There are several ways of doing intermittent fasting. Berkhan advises that you only eat during an eight-hour period of the day, and that you plan your workouts in the first part of that eight-hour period. Your biggest meal, which is also the one containing the most carbs, you plan for after your training session.
That this approach may be effective is suggested by the Israeli study, which will soon be published in Obesity. In the study, test subjects with a BMI of over 30 followed a diet that contained 1300-1500 calories per day. The energy was derived for 20 percent from proteins, 30 percent from fat and 50 percent from carbohydrates.
The control group divided their carb intake over the day; the experimental group ate as much of their carbs as possible at the evening meal. The experimental group ate a breakfast of nuts and low-fat yogurt or cream cheese, and lunch consisted of meat with vegetables.
Concentrating the carbohydrates in the evening meal resulted in a higher weight loss, as the table below shows.
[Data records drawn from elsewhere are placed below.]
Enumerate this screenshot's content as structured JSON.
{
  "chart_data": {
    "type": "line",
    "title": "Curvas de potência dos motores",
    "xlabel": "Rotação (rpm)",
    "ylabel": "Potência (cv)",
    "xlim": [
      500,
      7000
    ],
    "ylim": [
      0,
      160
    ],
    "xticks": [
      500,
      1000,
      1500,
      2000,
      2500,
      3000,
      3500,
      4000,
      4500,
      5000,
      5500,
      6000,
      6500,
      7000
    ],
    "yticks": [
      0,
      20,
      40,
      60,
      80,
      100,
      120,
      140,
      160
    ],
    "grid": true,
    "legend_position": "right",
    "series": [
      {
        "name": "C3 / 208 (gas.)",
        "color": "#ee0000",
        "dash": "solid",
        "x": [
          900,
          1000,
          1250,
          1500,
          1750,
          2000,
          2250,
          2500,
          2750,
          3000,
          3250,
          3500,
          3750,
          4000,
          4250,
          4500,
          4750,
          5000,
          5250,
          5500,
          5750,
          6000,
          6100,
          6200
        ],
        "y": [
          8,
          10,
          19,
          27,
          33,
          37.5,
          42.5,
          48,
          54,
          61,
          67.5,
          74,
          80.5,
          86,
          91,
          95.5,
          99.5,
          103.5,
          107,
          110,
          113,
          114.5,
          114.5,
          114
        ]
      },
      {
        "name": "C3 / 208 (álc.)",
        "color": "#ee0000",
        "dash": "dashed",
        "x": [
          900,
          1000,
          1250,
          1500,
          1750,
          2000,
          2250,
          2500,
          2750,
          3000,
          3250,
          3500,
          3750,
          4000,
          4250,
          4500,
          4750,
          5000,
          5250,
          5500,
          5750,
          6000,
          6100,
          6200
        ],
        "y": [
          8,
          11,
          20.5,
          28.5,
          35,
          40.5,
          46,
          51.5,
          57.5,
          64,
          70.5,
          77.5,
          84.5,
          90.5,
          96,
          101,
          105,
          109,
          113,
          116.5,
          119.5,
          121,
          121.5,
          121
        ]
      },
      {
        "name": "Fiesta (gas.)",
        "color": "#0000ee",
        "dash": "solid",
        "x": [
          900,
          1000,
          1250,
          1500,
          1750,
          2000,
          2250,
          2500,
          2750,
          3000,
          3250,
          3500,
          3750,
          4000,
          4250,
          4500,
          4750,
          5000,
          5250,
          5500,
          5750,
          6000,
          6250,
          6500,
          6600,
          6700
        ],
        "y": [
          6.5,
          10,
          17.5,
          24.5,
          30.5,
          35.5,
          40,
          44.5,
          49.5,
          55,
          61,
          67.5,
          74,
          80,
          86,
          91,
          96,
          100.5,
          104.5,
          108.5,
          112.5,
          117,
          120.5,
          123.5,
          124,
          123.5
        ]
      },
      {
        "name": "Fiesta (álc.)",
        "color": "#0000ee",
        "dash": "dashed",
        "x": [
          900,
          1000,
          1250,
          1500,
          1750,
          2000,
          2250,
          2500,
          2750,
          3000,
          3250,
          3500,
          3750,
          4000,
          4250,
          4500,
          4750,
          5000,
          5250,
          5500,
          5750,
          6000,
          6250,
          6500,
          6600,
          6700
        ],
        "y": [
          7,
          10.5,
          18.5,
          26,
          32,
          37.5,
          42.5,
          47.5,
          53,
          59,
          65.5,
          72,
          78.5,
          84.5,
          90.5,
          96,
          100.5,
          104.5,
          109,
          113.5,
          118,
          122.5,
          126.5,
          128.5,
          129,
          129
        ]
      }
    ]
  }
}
The control group lost five kg fat; the experimental group lost seven kg.
The researchers asked the police subjects how hungry they felt, and translated their answers into hunger-satiety scores [H-SSc]. The higher the score, the less the hunger. As the experiment wore on, the sensation of hunger diminished in the experimental group.
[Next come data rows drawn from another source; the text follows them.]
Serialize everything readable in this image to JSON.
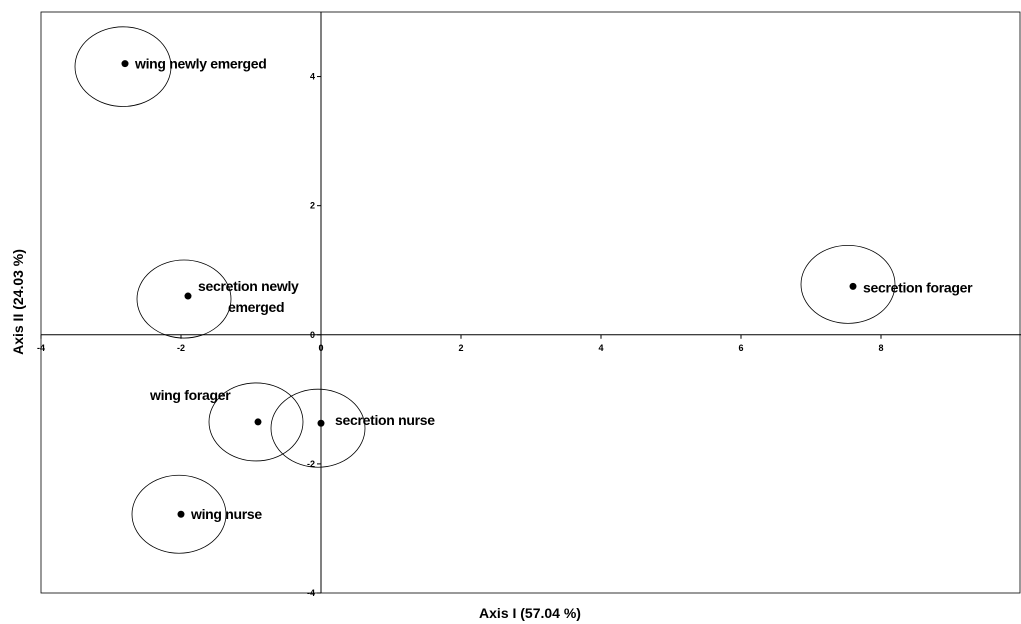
{
  "chart_data": {
    "type": "scatter",
    "xlabel": "Axis I (57.04 %)",
    "ylabel": "Axis II (24.03 %)",
    "xlim": [
      -4,
      10
    ],
    "ylim": [
      -4,
      5
    ],
    "x_ticks": [
      "-4",
      "-2",
      "0",
      "2",
      "4",
      "6",
      "8"
    ],
    "y_ticks": [
      "4",
      "2",
      "0",
      "-2",
      "-4"
    ],
    "grid": false,
    "points": [
      {
        "label": "wing newly emerged",
        "x": -2.8,
        "y": 4.2
      },
      {
        "label": "secretion newly emerged",
        "x": -1.9,
        "y": 0.6
      },
      {
        "label": "secretion forager",
        "x": 7.6,
        "y": 0.75
      },
      {
        "label": "wing forager",
        "x": -0.9,
        "y": -1.35
      },
      {
        "label": "secretion nurse",
        "x": 0.0,
        "y": -1.37
      },
      {
        "label": "wing nurse",
        "x": -2.0,
        "y": -2.78
      }
    ]
  }
}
Concentrating carb intake in the evening meal was also more healthy, and resulted in an increase in the secretion of the ‘good fat hormone’ adiponectin. Adiponectin helps the muscles to absorb more nutrients from the bloodstream. In addition, the concentration of inflammatory proteins such as CRP, TNF-alpha and Interleukine-6 decreased more in the experimental group than in the control group. The ‘morning’ insulin and glucose levels were lower in the experimental group than in the control group, and their concentration of HDL, ‘good cholesterol’, was higher.
“We have demonstrated improvement in hunger/satiety status, persistence in the weight loss process, better anthropometric outcomes, improved insulin sensitivity, improvement in metabolic syndrome parameters, less inflammation and hormonal changes, following simple carbohydrate manipulation”, the researchers conclude. “Our results provide a scientific basis for proposing possible dietary alternatives that may be beneficial for people suffering from obesity, insulin resistance, and the metabolic syndrome and experiencing difficulties in maintaining a weight loss diet over the long term.”
Obesity (Silver Spring). 2011 Apr 7. [Epub ahead of print].